CAMBRIDGE, MA-- MIT Professor Emeritus Irving Segal, 79, a pioneer in the fields of functional analysis and harmonic analysis, died unexpectedly while walking near his home in Lexington, MA, on Sunday evening (Aug. 30).
An MIT faculty member for 38 years, Professor Segal was one of the Department of Mathematics' most dedicated teachers, contributing significantly to the review and upgrading of its curriculum. He was advisor to a number of outstanding graduate students, among them MIT professors Isadore Singer and Bertram Kostant (now emeritus) and Princeton professor Edward Nelson.
"His encouragement was strong when I was writing a thesis," Professor Nelson recalled in the 1983 book Studies in Applied Mathematics, which is dedicated to Professor Segal, "and equally important was his total lack of encouragement when I found a result unrelated to anything beyond itself. This sense of the global nature of mathematical research is one of the most valuable things that he imparts to his students."
Born in the Bronx on Sept. 13, 1918, Professor Segal was raised in Trenton, NJ, and received the BA from Princeton in 1937 and the PhD from Yale in 1940, both in mathematics. He was an instructor at Harvard University in 1941 and a research associate at Princeton from 1941-43 before entering the US Army as an enlisted man. After military service during which he performed ballistics research at the Aberdeen (MD) Proving Grounds, Professor Segal did research work at the Institute for Advanced Study from 1945-48 before moving to the University of Chicago. He was an assistant professor from 1948-53, an associate professor from 1953-57 and a full professor from 1957-60. He came to MIT in 1960 as a professor of mathematics and assumed emeritus status in 1989.
Early in his career, Professor Segal was concerned with applications of algebraic methods to fundamental physics, in particular to the foundations of quantum field theory.
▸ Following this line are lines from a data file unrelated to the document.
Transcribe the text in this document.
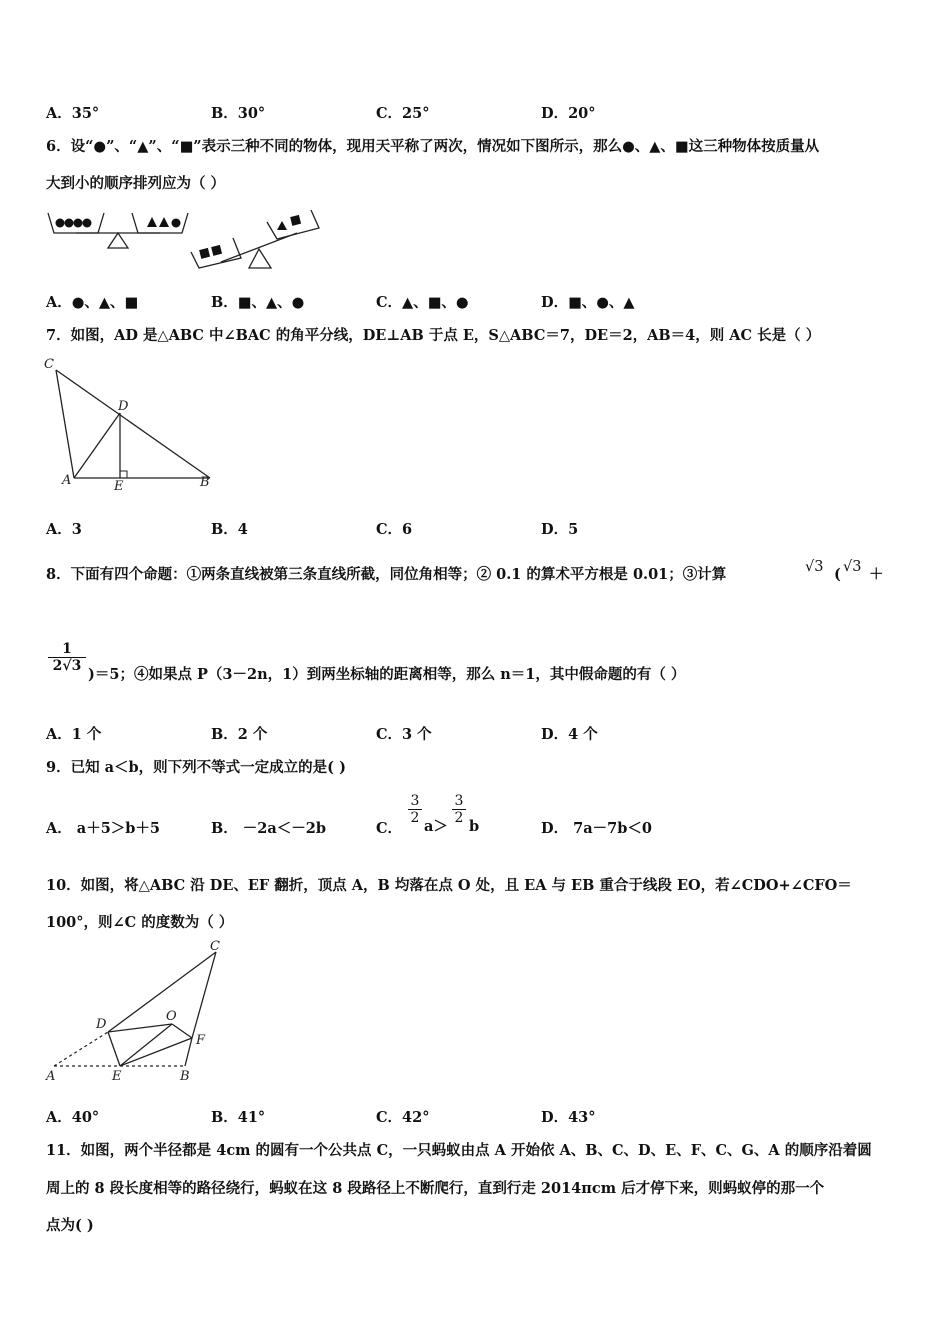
A．35°	B．30°	C．25°	D．20°
6．设“●”、“▲”、“■”表示三种不同的物体，现用天平称了两次，情况如下图所示，那么●、▲、■这三种物体按质量从
大到小的顺序排列应为（ ）
A．●、▲、■	B．■、▲、●	C．▲、■、●	D．■、●、▲
7．如图，AD 是△ABC 中∠BAC 的角平分线，DE⊥AB 于点 E，S△ABC＝7，DE＝2，AB＝4，则 AC 长是（ ）
C
D
A	E	B
A．3	B．4	C．6	D．5
8．下面有四个命题：①两条直线被第三条直线所截，同位角相等；② 0.1 的算术平方根是 0.01；③计算	√3 ( √3 ＋
$\frac{1}{2√3}$
)＝5；④如果点 P（3－2n，1）到两坐标轴的距离相等，那么 n＝1，其中假命题的有（ ）
A．1 个	B．2 个	C．3 个	D．4 个
9．已知 a＜b，则下列不等式一定成立的是( )
A． a＋5＞b＋5	B． －2a＜－2b	C．	D． 7a－7b＜0
$\frac{3}{2}$
a＞
$\frac{3}{2}$
b
10．如图，将△ABC 沿 DE、EF 翻折，顶点 A，B 均落在点 O 处，且 EA 与 EB 重合于线段 EO，若∠CDO+∠CFO＝
100°，则∠C 的度数为（ ）
C
D
O
F
A	E	B
A．40°	B．41°	C．42°	D．43°
11．如图，两个半径都是 4cm 的圆有一个公共点 C，一只蚂蚁由点 A 开始依 A、B、C、D、E、F、C、G、A 的顺序沿着圆
周上的 8 段长度相等的路径绕行，蚂蚁在这 8 段路径上不断爬行，直到行走 2014πcm 后才停下来，则蚂蚁停的那一个
点为( )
In 1947 he introduced a system of postulates for general quantum mechanics which reworked a number of key concepts in quantum theory and spawned a great deal of active research.
He was able to generalize major portions of the seminal work of Norbert Wiener. His theory of non-commutative integration provided an extraordinary generalization of the Plancherel theorem for the Fourier transform to general (cq) locally compact groups.
More recently, Professor Segal pursued applications of his "chronometric theory" to various studies in astrophysics, leading to a parameter-free theory of the red-shift and an alternative model of the universe.
Professor Segal, a member of the American Astronomical, Mathematical, and Physical Societies, was elected to the American Academy of Arts and Sciences, the Royal Danish Academy of Sciences, and the National Academy of Sciences. A three-time John Simon Guggenheim Fellow (1947, 1951, and 1967) and recipient of the Alexander von Humboldt Award in 1981, he was a founder and managing editor of the Journal of Functional Analysis and authored three books and more than 200 papers.
Professor Segal had visiting professorships at universities around the world, including Columbia, La Sorbonne, Lund University, University of Pisa, Aarhus University College de France, Institute of Mathematics and Theoretical Physics, Copenhagen, and the University of Moscow. He loved both jazz and classical music.
Professor Segal is survived by his wife, Dr. Martha (Fox) Segal of Lexington; their 6-year-old daughter, Miriam, of Lexington; three children from an earlier marriage, William of Bethesda, MD, Andrew of Espinola, NM, and Karen of New York City; and four grandchildren. His first wife, Osa MacLane of Chicago, mother of William, Andrew and Karen, also survives.